Motivated by recent experimental progress on measuring various correlation functions in systems of ultracold atoms in optical lattices, we study properties of the Bose-Hubbard model in external synthetic magnetic field to describe transport phenomena in a multiband strongly interacting bosonic systems. We calculate the conductivity both in the Mott insulator and superfluid phases and investigate its two main contributions: intra- and interband. It appears that the interband processes dominate the transport properties by at least an order of magnitude. Also, at finite temperatures, additional transport channels appear due to coupling of the thermally excited particles or holes to the external field.

Figure 1

The conductivity calculated for a square lattice in staggered potential. The offset energy $\mathrm{\Delta }$ was added in order to differentiate between neighboring sites. For $\mathrm{\Delta }=0$ there is only intraband contribution to the conductivity. The interband channel appears only for nonzero $\mathrm{\Delta }$ and its value increases with increasing $\mathrm{\Delta }$.

Figure 2

Densities of states and generalized densities of states for three values of the magnetic field given by the parameter $\alpha$.

Figure 3

Density maps of $M_{12}^{xx}(k_x,k_y)$ and $M_{13}^{xx}(k_x,k_y)$ in the case of $\alpha =1/3$ (lighter color denotes higher values). The $\mathbf{k}$ domain spans over three Brillouin zones.

Figure 4

Phase diagrams of superfluid to Mott insulator phase transition for three values of the flux parameter $\alpha =1/2,1/3,1/4$ and for a range of values of temperature $\beta$. The Mott insulator is the ground state of the system below the critical line, while the superfluid is above.
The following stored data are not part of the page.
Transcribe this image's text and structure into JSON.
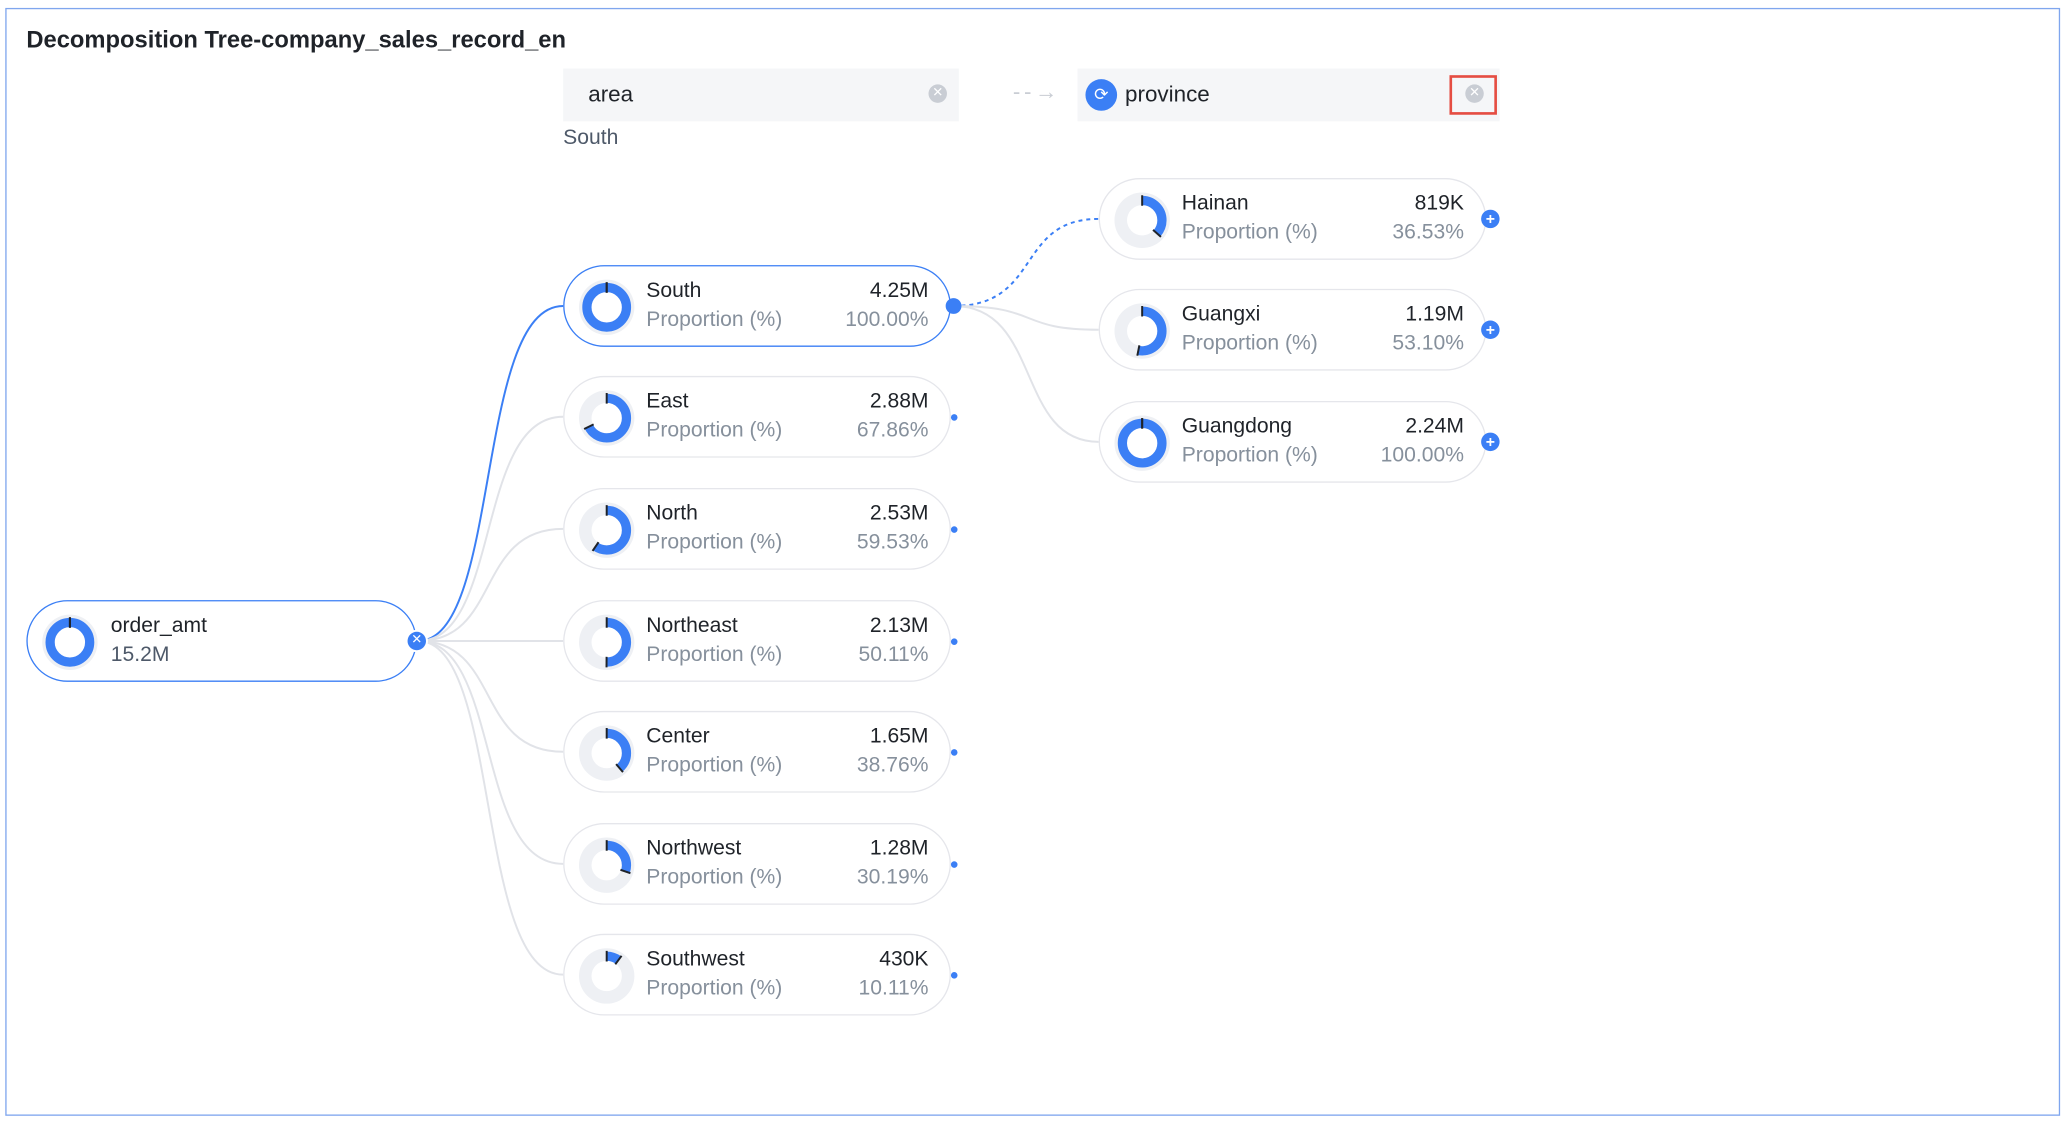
{
  "title": "Decomposition Tree-company_sales_record_en",
  "levels": [
    {
      "label": "area",
      "selected": "South"
    },
    {
      "label": "province"
    }
  ],
  "root": {
    "name": "order_amt",
    "value": "15.2M",
    "fraction": 1.0
  },
  "areas": [
    {
      "name": "South",
      "value": "4.25M",
      "pct_label": "Proportion (%)",
      "pct": "100.00%",
      "fraction": 1.0,
      "selected": true
    },
    {
      "name": "East",
      "value": "2.88M",
      "pct_label": "Proportion (%)",
      "pct": "67.86%",
      "fraction": 0.6786
    },
    {
      "name": "North",
      "value": "2.53M",
      "pct_label": "Proportion (%)",
      "pct": "59.53%",
      "fraction": 0.5953
    },
    {
      "name": "Northeast",
      "value": "2.13M",
      "pct_label": "Proportion (%)",
      "pct": "50.11%",
      "fraction": 0.5011
    },
    {
      "name": "Center",
      "value": "1.65M",
      "pct_label": "Proportion (%)",
      "pct": "38.76%",
      "fraction": 0.3876
    },
    {
      "name": "Northwest",
      "value": "1.28M",
      "pct_label": "Proportion (%)",
      "pct": "30.19%",
      "fraction": 0.3019
    },
    {
      "name": "Southwest",
      "value": "430K",
      "pct_label": "Proportion (%)",
      "pct": "10.11%",
      "fraction": 0.1011
    }
  ],
  "provinces": [
    {
      "name": "Hainan",
      "value": "819K",
      "pct_label": "Proportion (%)",
      "pct": "36.53%",
      "fraction": 0.3653
    },
    {
      "name": "Guangxi",
      "value": "1.19M",
      "pct_label": "Proportion (%)",
      "pct": "53.10%",
      "fraction": 0.531
    },
    {
      "name": "Guangdong",
      "value": "2.24M",
      "pct_label": "Proportion (%)",
      "pct": "100.00%",
      "fraction": 1.0
    }
  ],
  "colors": {
    "accent": "#3b7ff5",
    "track": "#eef0f4",
    "highlight": "#e54d42"
  }
}
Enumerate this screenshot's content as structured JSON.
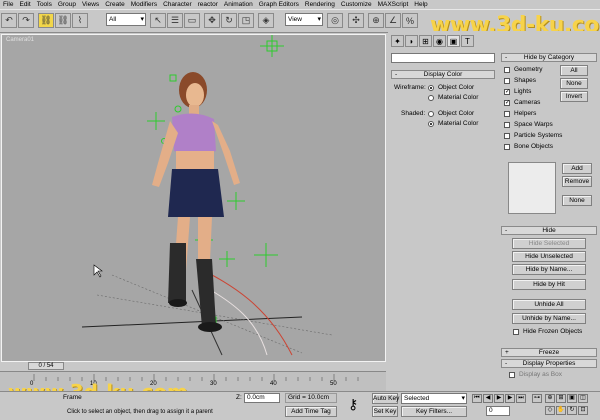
{
  "menu": [
    "File",
    "Edit",
    "Tools",
    "Group",
    "Views",
    "Create",
    "Modifiers",
    "Character",
    "reactor",
    "Animation",
    "Graph Editors",
    "Rendering",
    "Customize",
    "MAXScript",
    "Help"
  ],
  "toolbar": {
    "selection_filter": "All",
    "reference_coord": "View"
  },
  "watermark": "www.3d-ku.com",
  "viewport": {
    "label": "Camera01"
  },
  "command_panel": {
    "tabs": [
      "create",
      "modify",
      "hierarchy",
      "motion",
      "display",
      "utilities"
    ],
    "display_color": {
      "header": "Display Color",
      "wireframe_label": "Wireframe:",
      "shaded_label": "Shaded:",
      "object_color": "Object Color",
      "material_color": "Material Color"
    },
    "hide_by_category": {
      "header": "Hide by Category",
      "items": [
        {
          "label": "Geometry",
          "checked": false
        },
        {
          "label": "Shapes",
          "checked": false
        },
        {
          "label": "Lights",
          "checked": true
        },
        {
          "label": "Cameras",
          "checked": true
        },
        {
          "label": "Helpers",
          "checked": false
        },
        {
          "label": "Space Warps",
          "checked": false
        },
        {
          "label": "Particle Systems",
          "checked": false
        },
        {
          "label": "Bone Objects",
          "checked": false
        }
      ],
      "all_btn": "All",
      "none_btn": "None",
      "invert_btn": "Invert",
      "add_btn": "Add",
      "remove_btn": "Remove",
      "none2_btn": "None"
    },
    "hide": {
      "header": "Hide",
      "hide_selected": "Hide Selected",
      "hide_unselected": "Hide Unselected",
      "hide_by_name": "Hide by Name...",
      "hide_by_hit": "Hide by Hit",
      "unhide_all": "Unhide All",
      "unhide_by_name": "Unhide by Name...",
      "hide_frozen": "Hide Frozen Objects"
    },
    "freeze": {
      "header": "Freeze"
    },
    "display_properties": {
      "header": "Display Properties",
      "first_item": "Display as Box"
    }
  },
  "timeline": {
    "frame_display": "0 / 54",
    "ticks": [
      "0",
      "10",
      "20",
      "30",
      "40",
      "50"
    ]
  },
  "status": {
    "frame_label": "Frame",
    "prompt": "Click to select an object, then drag to assign it a parent",
    "z_label": "Z:",
    "z_value": "0.0cm",
    "grid": "Grid = 10.0cm",
    "add_time_tag": "Add Time Tag",
    "auto_key": "Auto Key",
    "set_key": "Set Key",
    "key_mode": "Selected",
    "key_filters": "Key Filters...",
    "current_frame": "0"
  }
}
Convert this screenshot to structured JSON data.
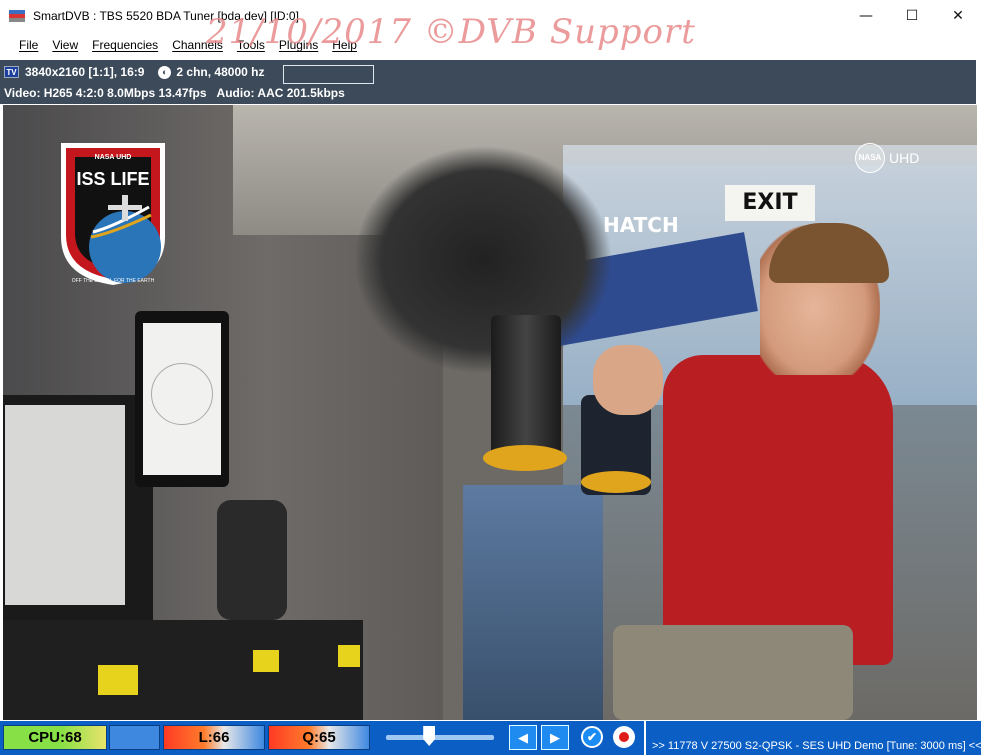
{
  "window": {
    "title": "SmartDVB : TBS 5520 BDA Tuner [bda.dev]  [ID:0]",
    "controls": {
      "minimize": "—",
      "maximize": "☐",
      "close": "✕"
    }
  },
  "watermark": "21/10/2017   ©DVB Support",
  "menu": [
    "File",
    "View",
    "Frequencies",
    "Channels",
    "Tools",
    "Plugins",
    "Help"
  ],
  "info": {
    "tv_icon": "TV",
    "resolution": "3840x2160 [1:1], 16:9",
    "audio_info": "2 chn, 48000 hz",
    "video": "Video: H265  4:2:0  8.0Mbps  13.47fps",
    "audio": "Audio: AAC  201.5kbps"
  },
  "video_overlay": {
    "nasa_label": "NASA",
    "uhd_label": "UHD",
    "badge_top": "NASA UHD",
    "badge_title": "ISS LIFE",
    "badge_ring": "OFF THE EARTH, FOR THE EARTH",
    "exit_sign": "EXIT",
    "hatch_sign": "HATCH"
  },
  "status": {
    "cpu": "CPU:68",
    "level": "L:66",
    "quality": "Q:65",
    "volume_level": 0.4,
    "prev_icon": "◀",
    "next_icon": "▶",
    "check_icon": "✔",
    "tune_text": ">> 11778 V 27500 S2-QPSK - SES UHD Demo [Tune: 3000 ms] <<"
  },
  "colors": {
    "statusbar": "#0b5fc4",
    "infobar": "#3c4a5a",
    "watermark": "#e88a8a"
  }
}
In finite temperature, the Mott insulator phase is replaced by the normal state, as the compressibility is no longer zero.

Figure 5

Real part of the conductivity as a function of frequency of the external field for $\alpha =1/2$. The conductivity is given in $1/{\mathrm{\Phi }}_0^2$ units. The graphs were calculated for $\mu /U=0.25$ and for $t/U=0.18$ (superfluid) and $t/U=0.08$ (Mott insulator).

Figure 6

Real part of the conductivity as a function of frequency of the external field for $\alpha =1/3,\mu /U=0.25,t/U=0.22$ (SF), and $t/U=0.09$ (MI) (in $1/{\mathrm{\Phi }}_0^2$ units).

Figure 7

Real part of the conductivity as a function of frequency of the external field for $\alpha =1/4,\mu /U=0.25,t/U=0.3$ (SF), and $t/U=0.09$ (MI) (in $1/{\mathrm{\Phi }}_0^2$ units).

Figure 8

Spectral function $\mathcal{A}(\mathbf{k},\omega )$ dependence on the frequency for $\alpha =1/3$ along the lines $\mathrm{\Gamma }\text{−}X,X\text{−}M$, and $M\text{−}\mathrm{\Gamma }$ in the reduced Brillouin zone (one third of the BZ) for $t/U=0.22$ in the SF phase. The quasiparticle bands are drawn with solid line, while hole bands with dotted lines. Arrows denote possible excitations: I corresponds to the intraband particle-hole pair generation, II corresponds to the interband particle-hole pair, and III corresponds to the excitation of thermally excited hole.

Figure 9

Influence of the temperature on the intraband conductivity for SF $\left(t/U=0.22\right)$ and MI $\left(t/U=0.09\right)$ phases with the chemical potential $\mu /U=0.25$.

Figure 10

Influence of the temperature on the interband conductivity for SF $\left(t/U=0.22\right)$ and MI $\left(t/U=0.09\right)$ phases with the chemical potential $\mu /U=0.25$.